А вокруг собрались ребята и надо мной же потешаются, поддразнивают. Посмотрел я на них. Стало мне горько — невозможно, и я им сказал: «Эх вы, серые черти. Вот такая сволочь над нами издевается, а вы, заместо того, чтобы у него костыль отнять да ему по шее, так над своим же братом смеетесь!» Как я сказал «костыль отнять», так он сгинул и за весь день ко мне не подошел.

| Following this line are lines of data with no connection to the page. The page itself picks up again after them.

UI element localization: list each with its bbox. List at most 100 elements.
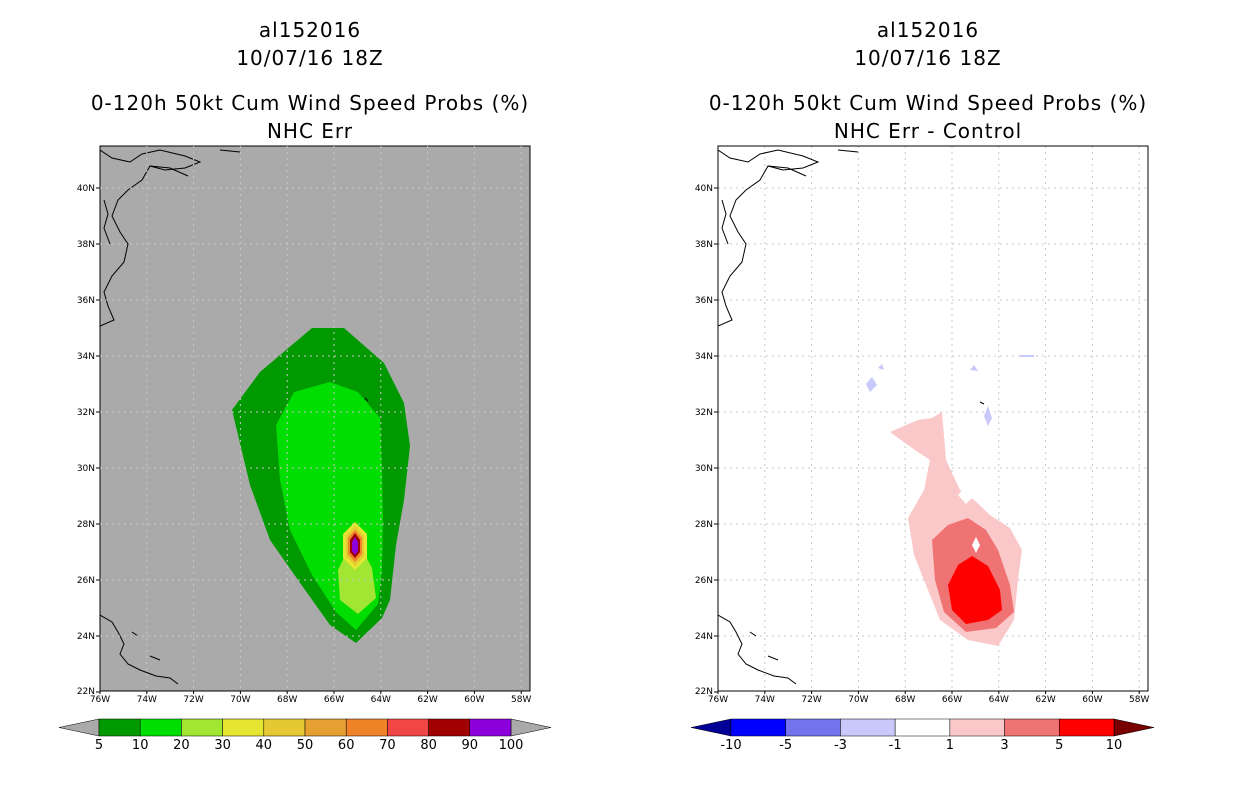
lat-label: 22N: [77, 687, 95, 697]
right-map-frame: [717, 145, 1149, 692]
left-storm-id: al152016: [258, 18, 362, 42]
colorbar-label: 10: [1106, 738, 1123, 753]
colorbar-label: 80: [420, 738, 437, 753]
lon-label: 68W: [277, 695, 297, 705]
left-contour-100: [352, 537, 358, 555]
left-subtitle: NHC Err: [266, 119, 354, 143]
colorbar-swatch: [304, 718, 347, 737]
lon-label: 70W: [230, 695, 250, 705]
colorbar-label: 1: [946, 738, 954, 753]
right-datetime: 10/07/16 18Z: [854, 46, 1002, 70]
right-title: 0-120h 50kt Cum Wind Speed Probs (%): [708, 91, 1148, 115]
colorbar-label: 10: [132, 738, 149, 753]
lon-label: 74W: [137, 695, 157, 705]
lat-label: 38N: [695, 240, 713, 250]
right-hole-1: [958, 486, 974, 504]
colorbar-label: 5: [95, 738, 103, 753]
colorbar-over-triangle: [510, 718, 552, 737]
lat-label: 38N: [77, 240, 95, 250]
lon-label: 68W: [895, 695, 915, 705]
left-datetime: 10/07/16 18Z: [236, 46, 384, 70]
right-colorbar: -10 -5 -3 -1 1 3 5 10: [690, 718, 1155, 753]
colorbar-label: 20: [173, 738, 190, 753]
lat-label: 26N: [695, 576, 713, 586]
lon-label: 72W: [183, 695, 203, 705]
left-island-marker: [364, 397, 369, 402]
lon-label: 64W: [371, 695, 391, 705]
colorbar-swatch: [181, 718, 223, 737]
right-storm-id: al152016: [876, 18, 980, 42]
colorbar-label: 3: [1000, 738, 1008, 753]
lat-label: 28N: [695, 520, 713, 530]
right-hole-2: [972, 537, 980, 553]
colorbar-label: -10: [720, 738, 741, 753]
right-contour-neg-1a: [866, 377, 877, 392]
right-subtitle: NHC Err - Control: [833, 119, 1023, 143]
left-probability-contours: [100, 149, 410, 685]
colorbar-swatch: [345, 718, 388, 737]
colorbar-label: 70: [379, 738, 396, 753]
right-contour-neg-1e: [1020, 355, 1034, 357]
colorbar-label: 60: [338, 738, 355, 753]
lon-label: 72W: [801, 695, 821, 705]
colorbar-under-triangle: [690, 718, 732, 737]
lat-label: 30N: [77, 464, 95, 474]
colorbar-label: -5: [779, 738, 792, 753]
lat-label: 36N: [695, 296, 713, 306]
lat-label: 32N: [695, 408, 713, 418]
right-contour-neg-1b: [878, 364, 884, 370]
lon-label: 74W: [755, 695, 775, 705]
colorbar-swatch: [222, 718, 265, 737]
lon-label: 60W: [464, 695, 484, 705]
colorbar-swatch: [387, 718, 429, 737]
colorbar-label: 50: [297, 738, 314, 753]
lon-label: 62W: [1035, 695, 1055, 705]
lon-label: 66W: [324, 695, 344, 705]
lat-label: 40N: [695, 184, 713, 194]
right-contour-neg-1c: [970, 365, 978, 371]
left-coastline: [100, 149, 241, 685]
left-gridlines: [100, 146, 530, 691]
right-difference-contours: [718, 149, 1034, 685]
colorbar-swatch: [949, 718, 1005, 737]
lat-label: 24N: [77, 632, 95, 642]
lat-label: 30N: [695, 464, 713, 474]
lon-label: 70W: [848, 695, 868, 705]
lon-label: 62W: [417, 695, 437, 705]
lat-label: 36N: [77, 296, 95, 306]
right-contour-pos-5: [948, 556, 1002, 624]
colorbar-under-triangle: [58, 718, 100, 737]
colorbar-swatch: [1059, 718, 1115, 737]
right-contour-neg-1d: [984, 406, 992, 426]
colorbar-swatch: [98, 718, 141, 737]
colorbar-swatch: [469, 718, 512, 737]
colorbar-swatch: [139, 718, 182, 737]
lon-label: 66W: [942, 695, 962, 705]
left-title: 0-120h 50kt Cum Wind Speed Probs (%): [90, 91, 530, 115]
colorbar-label: 90: [462, 738, 479, 753]
colorbar-swatch: [428, 718, 471, 737]
colorbar-swatch: [785, 718, 841, 737]
colorbar-over-triangle: [1113, 718, 1155, 737]
colorbar-swatch: [730, 718, 786, 737]
colorbar-label: -3: [834, 738, 847, 753]
lon-label: 76W: [90, 695, 110, 705]
lat-label: 26N: [77, 576, 95, 586]
lat-label: 28N: [77, 520, 95, 530]
lon-label: 58W: [511, 695, 531, 705]
colorbar-label: 100: [499, 738, 524, 753]
colorbar-swatch: [263, 718, 306, 737]
colorbar-label: 40: [256, 738, 273, 753]
colorbar-label: 5: [1055, 738, 1063, 753]
lat-label: 22N: [695, 687, 713, 697]
lon-label: 64W: [989, 695, 1009, 705]
colorbar-swatch: [1004, 718, 1060, 737]
lat-label: 40N: [77, 184, 95, 194]
lon-label: 58W: [1129, 695, 1149, 705]
lat-label: 34N: [77, 352, 95, 362]
lat-label: 24N: [695, 632, 713, 642]
left-colorbar: 5 10 20 30 40 50 60 70 80 90 100: [58, 718, 552, 753]
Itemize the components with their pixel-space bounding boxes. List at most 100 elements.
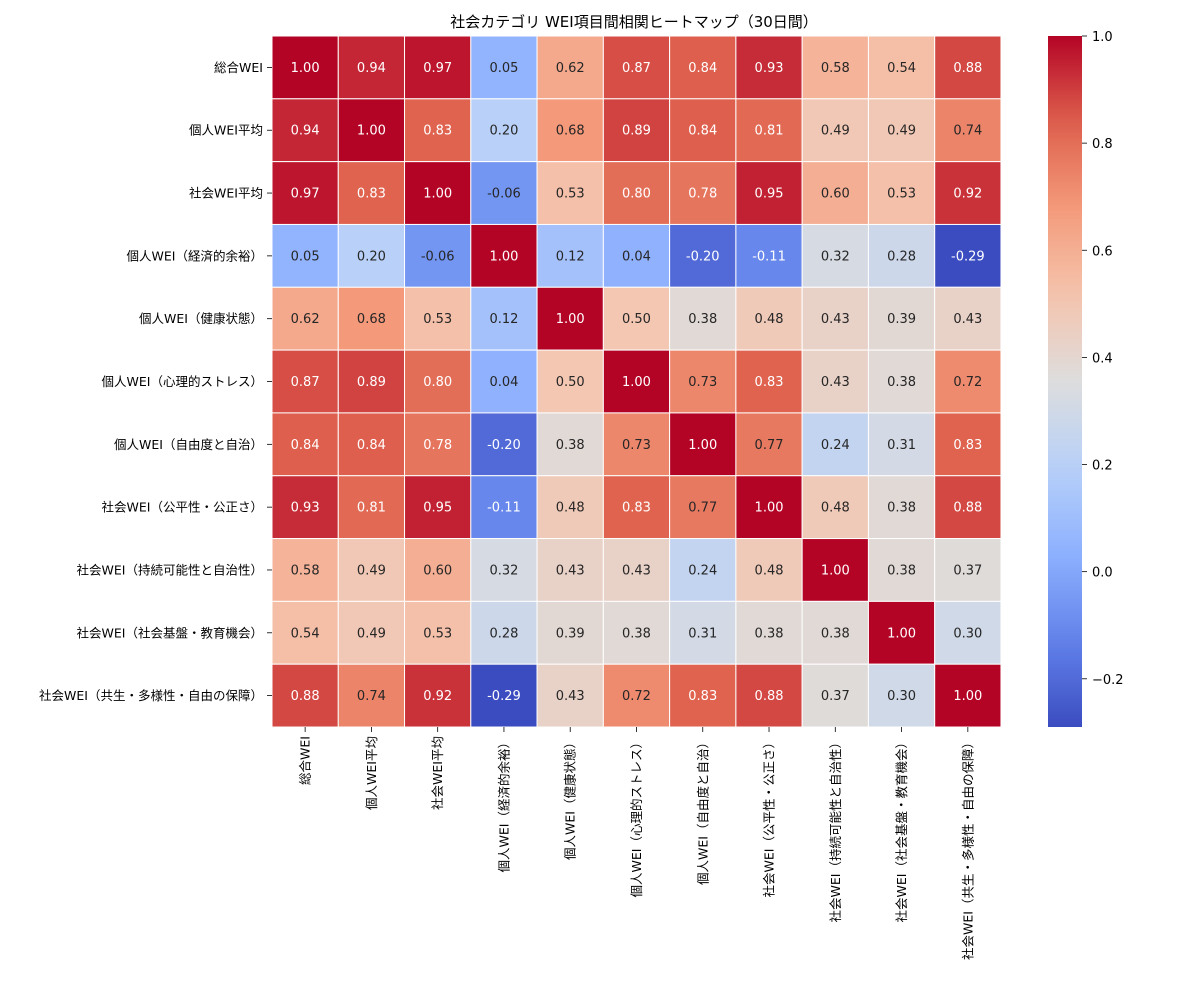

На следующее утро мне в проходной говорят: «Ты уволен». Вот тебе раз! Как уволен? Показывают письменное распоряжение главного инженера. Я, конечно, догадался, откуда ветер… Бабам не сказал, назвался больным, а брату рассказал. Он меня еще поднакачал. Ну, а что делать будешь? Работать надо. И каждое утро три дня подряд ходил я на работу, и все меня не пропускали. Потом пропустили, но прямо к директору в кабинет.
— Здравствуйте! — ахнул Коваль. Но на него зашикали.
— Вхожу в его стеклянный кабинет. Там за столом посредине директор, об одну его руку жандармский офицер, о другую — главный инженер, и тут же мой немец с костылем стоит. И вот говорит директор офицеру, указывая на меня: «Видите, ваше благородие, вот этот хам и мерзавец, эта разбойничья морда, он хотел сделать насилие над этим богобоязненным старичком, над этим тихим человеком, который и мухи не обидит». Это про немца: «тихий человек». Ну, я отвечаю: «Неверно, я ему ничего насильного не сделал», — и хочу объяснить всю историю, а жандарм на меня: «Молчать, сукин сын!»